Shared responsibility is a key component of the city’s Vision Zero strategy, which aims to eliminate all serious and fatal collisions from city streets. Education and enforcement actions are an integral part of the four-pronged approach to Vision Zero, which focuses resources on Evaluation, Education, Enforcement and Engineering to prevent traffic-related serious injury or death in the city.
Excessive speeding went way up during the beginning of stay-at-home orders in March. Between March 19 and April 30, California Highway Patrol officers issued 4,000 citations for speeding over 100 miles per hour, more than double (113%) from last year despite a steep decline in traffic volume.
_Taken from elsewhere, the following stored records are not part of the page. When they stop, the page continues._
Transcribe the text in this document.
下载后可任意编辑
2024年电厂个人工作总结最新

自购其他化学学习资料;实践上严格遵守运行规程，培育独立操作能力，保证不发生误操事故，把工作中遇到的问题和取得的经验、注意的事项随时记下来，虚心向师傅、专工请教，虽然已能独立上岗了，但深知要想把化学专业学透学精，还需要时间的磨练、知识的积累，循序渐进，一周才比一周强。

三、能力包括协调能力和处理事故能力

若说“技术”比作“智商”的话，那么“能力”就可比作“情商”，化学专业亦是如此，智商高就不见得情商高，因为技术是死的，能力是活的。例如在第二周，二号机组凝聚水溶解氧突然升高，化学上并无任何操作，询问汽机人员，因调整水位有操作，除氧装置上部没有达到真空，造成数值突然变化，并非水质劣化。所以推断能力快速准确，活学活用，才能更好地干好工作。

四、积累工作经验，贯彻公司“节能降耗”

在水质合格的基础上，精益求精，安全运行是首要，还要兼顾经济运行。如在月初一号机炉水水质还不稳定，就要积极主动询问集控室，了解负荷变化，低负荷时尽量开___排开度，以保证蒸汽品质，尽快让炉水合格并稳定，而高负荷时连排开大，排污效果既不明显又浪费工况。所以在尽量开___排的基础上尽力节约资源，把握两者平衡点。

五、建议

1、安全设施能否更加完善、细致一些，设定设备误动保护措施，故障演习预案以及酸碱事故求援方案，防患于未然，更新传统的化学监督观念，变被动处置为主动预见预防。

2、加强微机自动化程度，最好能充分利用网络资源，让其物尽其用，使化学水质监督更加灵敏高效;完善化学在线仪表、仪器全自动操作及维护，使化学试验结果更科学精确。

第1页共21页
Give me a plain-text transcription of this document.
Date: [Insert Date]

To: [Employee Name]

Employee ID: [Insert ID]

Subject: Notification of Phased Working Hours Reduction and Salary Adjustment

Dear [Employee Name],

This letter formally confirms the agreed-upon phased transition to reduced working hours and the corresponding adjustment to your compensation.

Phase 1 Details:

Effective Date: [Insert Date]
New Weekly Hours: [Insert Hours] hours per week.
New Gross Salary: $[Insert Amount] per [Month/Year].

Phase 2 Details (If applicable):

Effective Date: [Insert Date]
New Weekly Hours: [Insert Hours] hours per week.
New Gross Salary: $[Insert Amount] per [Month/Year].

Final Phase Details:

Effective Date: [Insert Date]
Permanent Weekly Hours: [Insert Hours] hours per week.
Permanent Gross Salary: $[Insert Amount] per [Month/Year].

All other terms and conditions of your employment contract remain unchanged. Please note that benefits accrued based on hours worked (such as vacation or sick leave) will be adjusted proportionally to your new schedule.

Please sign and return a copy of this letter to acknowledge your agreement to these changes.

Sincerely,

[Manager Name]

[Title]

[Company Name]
Between Sept. 1 and Oct. 31 of this year, CHP officers issued 4,851 citations for speeding in excess of 100 miles per hour, a 93% increase when compared to the same period last year.
“The road is not a racetrack,” Sgt. Brown said. “The freeway is not the Autobahn. Follow a safe, legal speed.”
Speeding remains one of the main causes of crashes: in the federal fiscal year 2017-18, speed was a factor in approximately 31% of all fatal and injury crashes in California. Funding for this program was provided by a grant from the California Office of Traffic Safety, through the National Highway Traffic Safety Administration.
— Mitchell White
Fire department shares winter safety tips
As temperatures drop and residents spend more time at home this winter, the Santa Barbara County Fire Department issued a set of tips to ensure residents protect themselves and their loved ones from any fire hazards.
Residents are reminded to have their furnace checked. Though some believe they can do so themselves, authorities said it is often safer to invest in hiring a professional to come and inspect your furnace annually.
“It’s always better to know when something is not working properly than to have it abruptly break down in those cold winter months when you need heat the most,” officials said.
In addition, locals are advised to check on their chimneys and vents, as fireplaces can produce creosote which is capable of igniting.
“If your family lights the fireplace often, you most likely need an annual chimney inspection to make sure there are no hazards capable of starting a fire,” officials said. “It’s important to always remember that when burning wood, use dry, seasoned wood which produces more flame with less smoke.”
Fire officials also make note of the importance of testing your smoke alarm and ensure that batteries are fresh and will last through the winter. Smoke alarms should be placed in the hallway outside the bedroom, in each bedroom, and on every floor regardless of whether there is a bedroom on that floor, officials said.
Residents are also reminded to cover their fireplaces with a screen to protect any sparks from leaving the fireplace, while also keeping kids and pets at least three feet away from a burning fireplace.
Authorities also issued warnings on lit candles and space heaters. Candles can easily be knocked over by kids or pets, and residents are reminded only to light candles when they are alert and able to watch them. Space heaters require a good amount of space to be used without any fire hazards.
“Just like fireplaces, children and pets should not sit closer than three feet in front of a space heater,” officials said. “Avoid placing heaters near curtains, tablecloths or other flapping fabrics.
“Always make sure your space heater has an automatic shut off switch, which forces the heater to shut-off as soon as it reaches a dangerously high heat level.”